The judge acknowledged that Easy Street’s claim was not barred by New York statute, but that did not end the enquiry because, as the judge stated in Larios, the formulation was a ‘rule of thumb’. A court still has to look at the facts of the particular case and analyse whether the delay was unreasonable and the defendant had been so prejudiced. Here, the judge found that Easy Street inexcusably delayed enforcing its lien because:
- It made no attempt to arrest the ship prior to 6 November 2012, when Allied was declared bankrupt, which was more than a year after Allied’s bill had become due.
- Rather than promptly enforcing its in rem claim against the ship, Easy Street accepted assurances from Allied that it would pay the many outstanding bunker invoices, eventually.
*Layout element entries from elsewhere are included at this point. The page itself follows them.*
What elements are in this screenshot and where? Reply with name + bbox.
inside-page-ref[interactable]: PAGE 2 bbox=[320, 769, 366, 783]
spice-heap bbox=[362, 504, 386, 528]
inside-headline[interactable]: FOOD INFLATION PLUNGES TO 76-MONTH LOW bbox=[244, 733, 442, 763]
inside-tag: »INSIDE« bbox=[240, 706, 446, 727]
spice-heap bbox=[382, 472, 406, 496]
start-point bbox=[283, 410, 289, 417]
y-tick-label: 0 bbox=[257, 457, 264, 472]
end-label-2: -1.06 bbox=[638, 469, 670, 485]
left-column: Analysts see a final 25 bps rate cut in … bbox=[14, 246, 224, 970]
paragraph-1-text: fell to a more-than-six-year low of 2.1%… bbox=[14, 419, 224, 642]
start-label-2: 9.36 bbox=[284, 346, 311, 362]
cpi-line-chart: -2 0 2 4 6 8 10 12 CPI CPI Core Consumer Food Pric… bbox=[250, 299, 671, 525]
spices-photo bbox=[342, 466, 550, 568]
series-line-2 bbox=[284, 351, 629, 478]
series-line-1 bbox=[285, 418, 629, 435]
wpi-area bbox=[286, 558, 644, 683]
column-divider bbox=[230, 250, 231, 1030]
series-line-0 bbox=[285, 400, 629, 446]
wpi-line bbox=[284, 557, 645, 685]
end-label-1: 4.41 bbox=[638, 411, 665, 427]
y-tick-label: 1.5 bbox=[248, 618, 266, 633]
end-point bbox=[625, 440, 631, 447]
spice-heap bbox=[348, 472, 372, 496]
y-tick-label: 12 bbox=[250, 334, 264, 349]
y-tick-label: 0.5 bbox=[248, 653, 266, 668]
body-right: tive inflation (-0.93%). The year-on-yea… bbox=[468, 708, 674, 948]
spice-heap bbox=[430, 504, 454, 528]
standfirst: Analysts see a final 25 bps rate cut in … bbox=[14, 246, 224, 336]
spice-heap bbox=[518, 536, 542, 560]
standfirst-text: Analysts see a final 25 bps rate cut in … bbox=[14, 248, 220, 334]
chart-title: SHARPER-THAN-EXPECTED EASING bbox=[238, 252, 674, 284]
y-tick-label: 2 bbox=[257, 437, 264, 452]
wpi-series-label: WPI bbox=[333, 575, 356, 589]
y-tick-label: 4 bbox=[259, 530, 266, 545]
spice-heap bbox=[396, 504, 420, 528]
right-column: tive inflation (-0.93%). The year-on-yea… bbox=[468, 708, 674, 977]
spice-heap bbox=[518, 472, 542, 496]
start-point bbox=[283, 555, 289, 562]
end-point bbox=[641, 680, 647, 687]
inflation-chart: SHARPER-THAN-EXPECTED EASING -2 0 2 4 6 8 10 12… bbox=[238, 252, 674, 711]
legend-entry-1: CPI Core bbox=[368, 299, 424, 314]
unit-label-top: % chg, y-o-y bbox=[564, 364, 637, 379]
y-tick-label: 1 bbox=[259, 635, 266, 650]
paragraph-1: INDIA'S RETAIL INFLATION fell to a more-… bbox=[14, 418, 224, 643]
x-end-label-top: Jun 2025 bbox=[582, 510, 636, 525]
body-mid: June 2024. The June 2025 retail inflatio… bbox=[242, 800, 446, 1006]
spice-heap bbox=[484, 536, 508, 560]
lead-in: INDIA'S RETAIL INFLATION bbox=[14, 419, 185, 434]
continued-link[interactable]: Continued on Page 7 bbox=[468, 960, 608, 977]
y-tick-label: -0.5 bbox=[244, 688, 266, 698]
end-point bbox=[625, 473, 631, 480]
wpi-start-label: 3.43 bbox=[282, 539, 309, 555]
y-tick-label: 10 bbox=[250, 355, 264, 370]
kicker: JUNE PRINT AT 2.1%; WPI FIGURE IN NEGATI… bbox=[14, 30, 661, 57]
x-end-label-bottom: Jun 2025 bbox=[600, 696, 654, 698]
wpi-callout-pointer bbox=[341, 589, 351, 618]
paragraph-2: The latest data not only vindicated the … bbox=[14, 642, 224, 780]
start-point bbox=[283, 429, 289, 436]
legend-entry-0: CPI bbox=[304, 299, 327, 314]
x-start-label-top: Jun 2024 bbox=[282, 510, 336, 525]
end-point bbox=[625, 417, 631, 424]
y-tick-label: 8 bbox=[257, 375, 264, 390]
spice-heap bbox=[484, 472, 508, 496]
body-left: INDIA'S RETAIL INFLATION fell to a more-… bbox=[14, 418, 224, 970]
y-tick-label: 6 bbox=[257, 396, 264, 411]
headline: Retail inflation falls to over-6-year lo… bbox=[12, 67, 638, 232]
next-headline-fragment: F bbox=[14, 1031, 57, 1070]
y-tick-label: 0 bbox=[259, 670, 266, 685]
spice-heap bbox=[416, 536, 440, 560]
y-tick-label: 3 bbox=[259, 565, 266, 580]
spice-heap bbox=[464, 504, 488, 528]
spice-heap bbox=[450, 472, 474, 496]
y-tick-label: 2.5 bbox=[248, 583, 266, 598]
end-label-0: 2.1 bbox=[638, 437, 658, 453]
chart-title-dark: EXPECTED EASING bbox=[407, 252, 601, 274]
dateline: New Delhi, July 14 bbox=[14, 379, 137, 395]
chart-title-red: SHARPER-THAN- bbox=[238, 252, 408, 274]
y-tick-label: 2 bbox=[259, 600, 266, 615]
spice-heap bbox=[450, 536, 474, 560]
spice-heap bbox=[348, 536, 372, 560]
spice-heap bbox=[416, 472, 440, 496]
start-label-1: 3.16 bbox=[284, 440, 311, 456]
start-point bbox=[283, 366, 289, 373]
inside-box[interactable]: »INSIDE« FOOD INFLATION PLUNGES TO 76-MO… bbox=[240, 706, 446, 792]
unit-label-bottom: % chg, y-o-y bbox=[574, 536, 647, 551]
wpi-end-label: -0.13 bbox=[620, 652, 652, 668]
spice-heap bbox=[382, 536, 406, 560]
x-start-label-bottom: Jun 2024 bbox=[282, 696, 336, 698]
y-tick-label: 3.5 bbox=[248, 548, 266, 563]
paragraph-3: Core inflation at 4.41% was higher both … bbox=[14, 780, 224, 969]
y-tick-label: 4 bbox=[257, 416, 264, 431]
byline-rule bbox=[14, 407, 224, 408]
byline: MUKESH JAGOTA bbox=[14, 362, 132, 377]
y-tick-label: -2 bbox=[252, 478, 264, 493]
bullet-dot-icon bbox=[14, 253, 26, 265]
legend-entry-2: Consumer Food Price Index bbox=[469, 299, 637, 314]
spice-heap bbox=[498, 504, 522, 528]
- There were several jurisdictions that the ship visited where Easy Street could have arrested the ship, prior to Panama in August 2015, which would have enforced the United States law lien. Indeed, Easy Street arrested other ships in these jurisdictions.
The judge also found that the ship’s owner had been prejudiced by the delay:
- If it had known Easy Street had not been paid and intended to arrest the ship to enforce its lien, the owner could have exercised the contractual rights it had against Allied at the time of delivery.
- Asserting a claim in Allied’s bankruptcy proceedings now was futile.
Concluding on the issue of harm and prejudice, the judge stated:
‘The question is whether Leopard was harmed, at any time, in ways that could have been prevented by Easy Street taking action. If harm had occurred but Easy Street still timely brought its claim, then Leopard would bear the costs of the harm. But if a lienholder waits for too long with no excuse, it must bear the prejudicial costs.’
Accordingly, the judge here found that there was ‘inexcusable delay by Easy Street and prejudice to Leopard’ and held ‘that enforcement of Easy Street’s lien is barred by laches’.
The lack of a statute of limitations in United States maritime claims can be frustrating – and costly. However, this case (which is on appeal) shows that United States courts will consider the facts of each case and, when appropriate, find that a claim is untimely made and, therefore, timebarred.
1 This article does not concern maritime torts that result in personal injury or death. In those cases, there is a statute of limitations, 46 United StatesC 30106, which requires such claims to be brought within three years.